Among the challengers to chip design leader Arm is SiFive. The IC design work-flow startup said this week it is combining design and verification tools from EDA leader Synopsys with the Microsoft Azure cloud. The result will be a platform engineering framework running in SiFive’s 16 design centers around the world.
The RISC-V startup based in San Mateo, Calif., said the EDA tool-cloud combination would help it further reduce the time, complexity and cost of custom silicon. “By collaborating with Synopsys and leveraging Microsoft Azure, SiFive is improving its portfolio of design tools,” the company said Wednesday (March 25).

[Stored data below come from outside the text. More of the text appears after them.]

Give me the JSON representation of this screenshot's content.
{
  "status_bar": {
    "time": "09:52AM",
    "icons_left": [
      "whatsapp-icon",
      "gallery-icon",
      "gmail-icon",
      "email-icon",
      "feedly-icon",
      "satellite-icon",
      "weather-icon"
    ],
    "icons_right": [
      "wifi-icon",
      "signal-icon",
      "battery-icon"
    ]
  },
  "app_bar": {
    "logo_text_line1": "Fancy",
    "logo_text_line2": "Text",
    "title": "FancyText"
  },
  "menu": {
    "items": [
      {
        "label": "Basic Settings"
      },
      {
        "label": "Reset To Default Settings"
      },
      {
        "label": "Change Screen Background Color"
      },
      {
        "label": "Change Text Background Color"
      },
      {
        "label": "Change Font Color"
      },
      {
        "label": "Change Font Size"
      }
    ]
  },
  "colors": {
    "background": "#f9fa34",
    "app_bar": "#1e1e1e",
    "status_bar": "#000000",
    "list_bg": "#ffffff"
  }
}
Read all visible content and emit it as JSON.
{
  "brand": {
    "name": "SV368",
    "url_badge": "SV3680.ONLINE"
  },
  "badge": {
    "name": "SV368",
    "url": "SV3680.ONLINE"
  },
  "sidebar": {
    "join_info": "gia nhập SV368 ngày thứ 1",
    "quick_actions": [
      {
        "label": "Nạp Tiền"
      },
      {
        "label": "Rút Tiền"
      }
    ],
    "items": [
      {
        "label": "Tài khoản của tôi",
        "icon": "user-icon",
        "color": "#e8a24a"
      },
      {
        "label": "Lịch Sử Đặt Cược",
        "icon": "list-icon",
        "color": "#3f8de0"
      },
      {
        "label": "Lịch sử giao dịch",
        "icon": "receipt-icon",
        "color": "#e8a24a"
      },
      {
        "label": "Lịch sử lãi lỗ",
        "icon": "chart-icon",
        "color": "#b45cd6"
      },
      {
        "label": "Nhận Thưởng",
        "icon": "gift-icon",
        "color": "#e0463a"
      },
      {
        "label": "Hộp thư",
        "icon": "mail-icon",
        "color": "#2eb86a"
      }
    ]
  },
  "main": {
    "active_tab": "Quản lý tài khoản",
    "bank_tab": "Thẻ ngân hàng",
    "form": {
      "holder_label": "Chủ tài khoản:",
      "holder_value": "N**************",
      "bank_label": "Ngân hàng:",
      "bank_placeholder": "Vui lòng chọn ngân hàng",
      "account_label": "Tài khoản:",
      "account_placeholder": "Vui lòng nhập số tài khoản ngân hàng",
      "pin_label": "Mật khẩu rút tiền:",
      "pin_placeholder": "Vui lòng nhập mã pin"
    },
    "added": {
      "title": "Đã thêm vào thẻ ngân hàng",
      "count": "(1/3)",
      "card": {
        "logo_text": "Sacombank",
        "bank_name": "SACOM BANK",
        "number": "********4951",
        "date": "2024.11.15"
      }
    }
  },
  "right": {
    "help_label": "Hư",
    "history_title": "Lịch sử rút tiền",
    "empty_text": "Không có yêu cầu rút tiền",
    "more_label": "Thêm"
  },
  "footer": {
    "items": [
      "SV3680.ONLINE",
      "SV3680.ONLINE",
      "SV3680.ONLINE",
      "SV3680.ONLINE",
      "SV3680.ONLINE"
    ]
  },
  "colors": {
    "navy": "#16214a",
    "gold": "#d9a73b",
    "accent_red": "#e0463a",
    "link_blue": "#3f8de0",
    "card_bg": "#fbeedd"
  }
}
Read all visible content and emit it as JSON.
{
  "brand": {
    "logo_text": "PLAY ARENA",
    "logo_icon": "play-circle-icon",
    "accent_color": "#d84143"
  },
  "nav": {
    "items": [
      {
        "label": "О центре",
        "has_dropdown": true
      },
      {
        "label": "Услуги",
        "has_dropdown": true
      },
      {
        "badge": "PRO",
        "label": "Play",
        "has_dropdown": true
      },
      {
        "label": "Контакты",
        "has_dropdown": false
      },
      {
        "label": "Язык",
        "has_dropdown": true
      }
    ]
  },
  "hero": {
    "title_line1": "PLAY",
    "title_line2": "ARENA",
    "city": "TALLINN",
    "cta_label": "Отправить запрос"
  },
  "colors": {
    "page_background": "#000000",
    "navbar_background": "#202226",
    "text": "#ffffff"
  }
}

Chris Lattner, SiFive’s senior vice president for platform engineering, said cloud-based EDA tools coupled with intellectual property building blocks promise to accelerate custom silicon designs at a rate approaching that of software development.
A target market for cloud-based chip design is silicon accelerators used for machine learning inference. Those hardware accelerators are often used with graphics processors to speed up model training and inference. The market for deep learning devices that can process data at the network edge is expected to explode over the next few years.
“On-device decisions drive new design requirements for the core, cache, memory and processing offload accelerators used inside the silicon,” Lattern noted in a blog post announcing SiFive’s cloud-based tools. “An agile, scalable, programmatic approach to SoC design is required to create domain-specific accelerators and bring them to market quickly.”
SiFive is among a growing roster of chip design startups coalescing around the open standard RISC-V instruction set and associated intellectual property. The startup’s web-based tool is designed to quickly configure processor cores based on RISC-V. Last year, its cloud-based framework was used to tape out its 64-bit RISC-V Linux chip.
Having demonstrated its quick-turnaround chip design capability, Lattner said SiFive is concentrating its cloud-based methodology on “domain-specific” workloads, including accelerator designs. The goal is providing custom silicon that can adapt to “shifting workloads,” Lattner added.
Customers and investors are paying attention as SiFive emerges as a challenger to chip IP leader Arm. The startup was founded in 2015 by the inventors of the reduced instruction set computing framework. Among SiFive’s key investors are Intel Capital and Qualcomm. The latter is a founding member of the RISC-V Foundation. The wireless chip maker was an early Arm customer.
SiFive has so far raised more than $129 million in four funding rounds. The Silicon Valley startup has design facilities in: Beaverton, Ore., near Intel’s Hillsboro campus; Austin, Texas; Boston; Bangalore and Pune, India; Shanghai; the global chip manufacturing hub in Hsinchu, Taiwan; and Seoul, South Korea.